In 1960s, compilations, country, Great Record Stores, record collecting, records, Rich's House of Vinyl on November 14, 2010 at 9:55 pm

The central idea behind this blog is that everyday I randomly pick a record or CD to listen to on the way to work and then, sometime later, I write about that particular record or CD. I had started doing this a while back with the previous entries, but life got in the way. I’m going to attempt to get back into the swing though.
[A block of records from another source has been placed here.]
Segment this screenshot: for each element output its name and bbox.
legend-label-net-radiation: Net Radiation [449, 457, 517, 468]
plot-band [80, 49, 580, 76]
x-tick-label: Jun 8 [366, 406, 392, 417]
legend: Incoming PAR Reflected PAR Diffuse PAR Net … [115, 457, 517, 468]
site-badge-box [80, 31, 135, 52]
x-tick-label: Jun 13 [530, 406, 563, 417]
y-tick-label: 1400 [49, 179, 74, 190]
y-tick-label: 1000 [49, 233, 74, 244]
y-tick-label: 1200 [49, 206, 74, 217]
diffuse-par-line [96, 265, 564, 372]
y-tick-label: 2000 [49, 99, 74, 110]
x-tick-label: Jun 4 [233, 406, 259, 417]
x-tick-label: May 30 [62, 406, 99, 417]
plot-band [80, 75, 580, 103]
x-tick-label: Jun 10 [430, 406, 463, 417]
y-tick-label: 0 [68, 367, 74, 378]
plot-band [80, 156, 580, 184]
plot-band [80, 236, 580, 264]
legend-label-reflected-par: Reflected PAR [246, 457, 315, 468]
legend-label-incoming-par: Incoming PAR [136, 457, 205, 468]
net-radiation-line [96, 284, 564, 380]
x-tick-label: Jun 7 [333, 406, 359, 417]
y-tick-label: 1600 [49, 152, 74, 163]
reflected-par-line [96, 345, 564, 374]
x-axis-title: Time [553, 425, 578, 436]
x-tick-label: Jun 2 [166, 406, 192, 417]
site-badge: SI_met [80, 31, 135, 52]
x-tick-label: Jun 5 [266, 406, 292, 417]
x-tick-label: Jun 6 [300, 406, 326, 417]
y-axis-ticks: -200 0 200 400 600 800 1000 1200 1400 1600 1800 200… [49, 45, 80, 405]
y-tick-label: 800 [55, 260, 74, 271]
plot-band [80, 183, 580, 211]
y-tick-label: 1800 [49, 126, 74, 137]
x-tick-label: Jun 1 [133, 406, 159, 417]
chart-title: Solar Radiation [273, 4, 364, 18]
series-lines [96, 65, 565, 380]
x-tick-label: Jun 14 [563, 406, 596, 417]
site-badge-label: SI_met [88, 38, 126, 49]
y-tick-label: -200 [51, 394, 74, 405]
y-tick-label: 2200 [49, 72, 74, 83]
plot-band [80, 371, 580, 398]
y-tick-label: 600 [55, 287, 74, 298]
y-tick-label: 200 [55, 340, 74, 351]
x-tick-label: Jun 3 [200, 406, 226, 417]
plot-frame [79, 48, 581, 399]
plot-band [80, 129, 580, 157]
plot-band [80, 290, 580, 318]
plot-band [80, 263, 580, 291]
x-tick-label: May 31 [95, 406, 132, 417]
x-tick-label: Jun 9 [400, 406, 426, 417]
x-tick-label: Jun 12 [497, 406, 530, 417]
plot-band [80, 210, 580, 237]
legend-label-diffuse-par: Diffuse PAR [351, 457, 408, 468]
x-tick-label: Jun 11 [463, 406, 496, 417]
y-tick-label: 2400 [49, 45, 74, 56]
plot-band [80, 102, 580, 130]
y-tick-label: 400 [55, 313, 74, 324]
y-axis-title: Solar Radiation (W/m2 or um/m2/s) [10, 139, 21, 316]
The World of Country Music, a 1965 compilation of country music that had been released on Capitol Records during the previous five years (but mostly in 1964) is a great place to renew this project of mine. The album, a two-record set (“24 Top Hits on 2 Great Long-Play Records”) is a classic example of a compilation thrown together by a record company and sold cheaply in an attempt to get buyers interested in buying one (or hopefully more than one) albums by the artists represented on the collection.

Of course, I got my copy of The World of Country Music decades after its release (at the Princeton Record Exchange, one of the greatest record stores in the world, as far as I can tell), so Capitol’s priorities have probably shifted away from selling copies of Jean Shepard’s Lighthearted and Blue, Tex Ritter’s Hillbilly Heaven, and Merle Travis’ Travis! . But the fact that the marketing work of The World of Country Music has long since been completed makes the record that much more fascinating. It exists now simply as a wonderful time capsule encapsulating the country scene of the early 1960s (at least as could be found on Capitol Records).

Of course, even back then Capitol probably had higher priorities. Like, say, the Beatles. The Beatles influence is felt on The World of Country Music at least twice: first, on Buck Owens’ song, “My Heart Skips a Beat” (influence rolled back and forth between Owens and the Beatles); and second, on the goofy Tommy Collins’ tune, “All The Monkeys Ain’t In The Zoo,” which references the Beatles.

The songs here range from the somewhat silly (Jean Shepard’s “Second Fiddle,” and Ferlin Huskey’s “Timber, I’m Falling”) to the maudlin (Tex Ritter’s “I Dreamed of a Hillbilly Heaven,” Red Johnson’s “There’s a Grand Ole Opry Show Playing Somewhere”). Musically, the tunes here are similarly diverse, ranging from traditional “hillbilly” sounds to rock’n’roll-influenced numbers to examples of the sophisticated and genteel “Nashville sound” (think Patsy Cline’s string-drenched ballads, though she’s not represented here).

Track for track, The World of Country Music is an excellent collection and takes me back to a time just before I was born when, as Bob Dylan wrote and sang, “the country music station plays soft but there’s nothing, really nothing to turn off.”